Tco89 is required for the normal nuclear localization of Glc7. (A) Subcellular distribution of Glc7-mCitrine in WT (KT3252), tco89-71 (KT3245), YPI1-GFP (KT3247), and tco89-71 YPI1-GFP (KT3250) strains at log phase in YPD medium grown at 30 °C. WT and mutant cells were imaged in the same field and distinguished by Pom34-mCherry fluorescence in the mutant cells. (Top panels) Fluorescence images of Pom34-mCherry overlaid on differential interference contrast (DIC) images. (Bottom and Middle panels) Fluorescence images of Glc7-mCitrine.

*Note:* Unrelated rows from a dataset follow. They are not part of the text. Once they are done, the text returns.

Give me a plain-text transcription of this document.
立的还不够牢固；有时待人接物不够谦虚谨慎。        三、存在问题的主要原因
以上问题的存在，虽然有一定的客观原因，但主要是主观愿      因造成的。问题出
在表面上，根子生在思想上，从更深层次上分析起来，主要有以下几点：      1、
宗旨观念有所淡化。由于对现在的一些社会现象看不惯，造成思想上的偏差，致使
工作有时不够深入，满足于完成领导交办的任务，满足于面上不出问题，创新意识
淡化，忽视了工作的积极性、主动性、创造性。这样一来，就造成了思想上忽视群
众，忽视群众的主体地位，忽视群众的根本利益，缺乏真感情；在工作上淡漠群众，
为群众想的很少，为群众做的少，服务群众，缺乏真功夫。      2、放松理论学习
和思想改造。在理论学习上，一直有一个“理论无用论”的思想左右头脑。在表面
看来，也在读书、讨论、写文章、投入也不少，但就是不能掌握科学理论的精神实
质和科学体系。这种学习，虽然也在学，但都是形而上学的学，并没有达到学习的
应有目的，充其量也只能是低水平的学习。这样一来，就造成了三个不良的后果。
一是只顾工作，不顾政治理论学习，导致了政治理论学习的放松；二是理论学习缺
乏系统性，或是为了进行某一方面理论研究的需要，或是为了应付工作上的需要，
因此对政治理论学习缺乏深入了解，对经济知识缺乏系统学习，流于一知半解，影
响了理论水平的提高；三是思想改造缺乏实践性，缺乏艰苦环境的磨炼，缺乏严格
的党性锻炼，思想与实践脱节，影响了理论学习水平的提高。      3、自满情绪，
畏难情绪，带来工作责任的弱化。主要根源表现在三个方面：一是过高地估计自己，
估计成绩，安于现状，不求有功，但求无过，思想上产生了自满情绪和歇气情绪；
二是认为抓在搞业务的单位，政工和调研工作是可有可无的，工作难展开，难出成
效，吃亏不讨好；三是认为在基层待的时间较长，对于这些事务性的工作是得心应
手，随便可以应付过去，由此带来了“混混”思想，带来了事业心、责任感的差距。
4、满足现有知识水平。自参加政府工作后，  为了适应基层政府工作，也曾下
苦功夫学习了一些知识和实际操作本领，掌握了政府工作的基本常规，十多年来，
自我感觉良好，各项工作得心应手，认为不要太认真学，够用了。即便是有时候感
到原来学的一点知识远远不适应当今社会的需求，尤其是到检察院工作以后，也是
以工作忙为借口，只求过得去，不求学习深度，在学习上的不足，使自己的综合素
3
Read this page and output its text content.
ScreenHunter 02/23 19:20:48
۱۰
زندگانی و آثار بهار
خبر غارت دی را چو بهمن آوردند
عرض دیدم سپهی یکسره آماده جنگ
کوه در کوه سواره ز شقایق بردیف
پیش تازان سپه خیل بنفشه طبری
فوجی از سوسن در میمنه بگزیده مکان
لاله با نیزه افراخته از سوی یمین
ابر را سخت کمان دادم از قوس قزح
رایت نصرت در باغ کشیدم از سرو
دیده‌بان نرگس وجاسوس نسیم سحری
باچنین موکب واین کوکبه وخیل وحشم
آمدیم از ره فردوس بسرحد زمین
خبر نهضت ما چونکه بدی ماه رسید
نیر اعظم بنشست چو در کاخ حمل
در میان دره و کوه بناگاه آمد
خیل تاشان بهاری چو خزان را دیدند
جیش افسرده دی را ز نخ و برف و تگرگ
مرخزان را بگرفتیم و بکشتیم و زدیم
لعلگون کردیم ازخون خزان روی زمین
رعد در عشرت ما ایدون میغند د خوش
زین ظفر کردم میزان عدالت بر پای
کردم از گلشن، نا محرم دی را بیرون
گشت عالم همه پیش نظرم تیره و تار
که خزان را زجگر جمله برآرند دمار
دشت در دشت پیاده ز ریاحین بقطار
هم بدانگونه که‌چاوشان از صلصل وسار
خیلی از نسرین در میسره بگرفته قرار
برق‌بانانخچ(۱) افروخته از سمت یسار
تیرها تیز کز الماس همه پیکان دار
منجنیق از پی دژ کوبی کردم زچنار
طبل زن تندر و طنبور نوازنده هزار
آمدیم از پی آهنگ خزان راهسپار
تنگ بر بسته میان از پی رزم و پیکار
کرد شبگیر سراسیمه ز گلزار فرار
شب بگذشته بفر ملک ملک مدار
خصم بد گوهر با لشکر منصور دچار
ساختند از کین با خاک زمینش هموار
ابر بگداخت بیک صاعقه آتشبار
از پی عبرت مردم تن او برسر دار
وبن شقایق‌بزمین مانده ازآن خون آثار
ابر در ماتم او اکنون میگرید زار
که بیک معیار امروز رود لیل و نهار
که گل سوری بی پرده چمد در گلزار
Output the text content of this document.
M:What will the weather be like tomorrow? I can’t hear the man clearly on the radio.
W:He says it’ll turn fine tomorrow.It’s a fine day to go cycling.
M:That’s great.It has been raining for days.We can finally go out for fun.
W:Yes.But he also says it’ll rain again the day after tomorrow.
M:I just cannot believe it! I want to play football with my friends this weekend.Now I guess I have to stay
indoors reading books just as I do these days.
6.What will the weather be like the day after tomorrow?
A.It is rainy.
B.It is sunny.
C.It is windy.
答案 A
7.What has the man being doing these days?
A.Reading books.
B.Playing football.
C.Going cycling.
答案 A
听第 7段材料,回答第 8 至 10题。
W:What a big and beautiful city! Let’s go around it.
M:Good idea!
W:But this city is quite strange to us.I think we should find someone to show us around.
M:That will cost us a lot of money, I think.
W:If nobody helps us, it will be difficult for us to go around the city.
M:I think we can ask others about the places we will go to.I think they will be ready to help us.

The images in the lowest panel are displayed using a six-shade look-up table to better distinguish fluorescence levels between WT and mutant cells. (Scale bar: 5 μm.) (B) Quantitative analysis of nuclear and cytoplasmic Glc7-mCitrine fluorescence of cells (n ≥ 67 cells) imaged in A. The ratio of nuclear-to-cytoplasmic fluorescence is presented for each panel in A. Error bars, SD. Significantly different levels from WT, *P < 10⁻²⁰, according to the unpaired Student's t test. (C) Immunoblot analysis with anti-GFP antibody of extracts from strains imaged in A. Glc7-mCitrine levels are relative to the loading control (Pgk1) and normalized to the WT. (D) Quantitative analysis of nuclear and cytoplasmic Glc7-mCitrine fluorescence in WT cells (KT3242) after treatment with 10 mM caffeine or 10 nM rapamycin. n ≥ 50 cells. Error bars, SD. Significantly different levels from YPD-grown control, *P < 10⁻¹⁹, according to the unpaired Student's t test.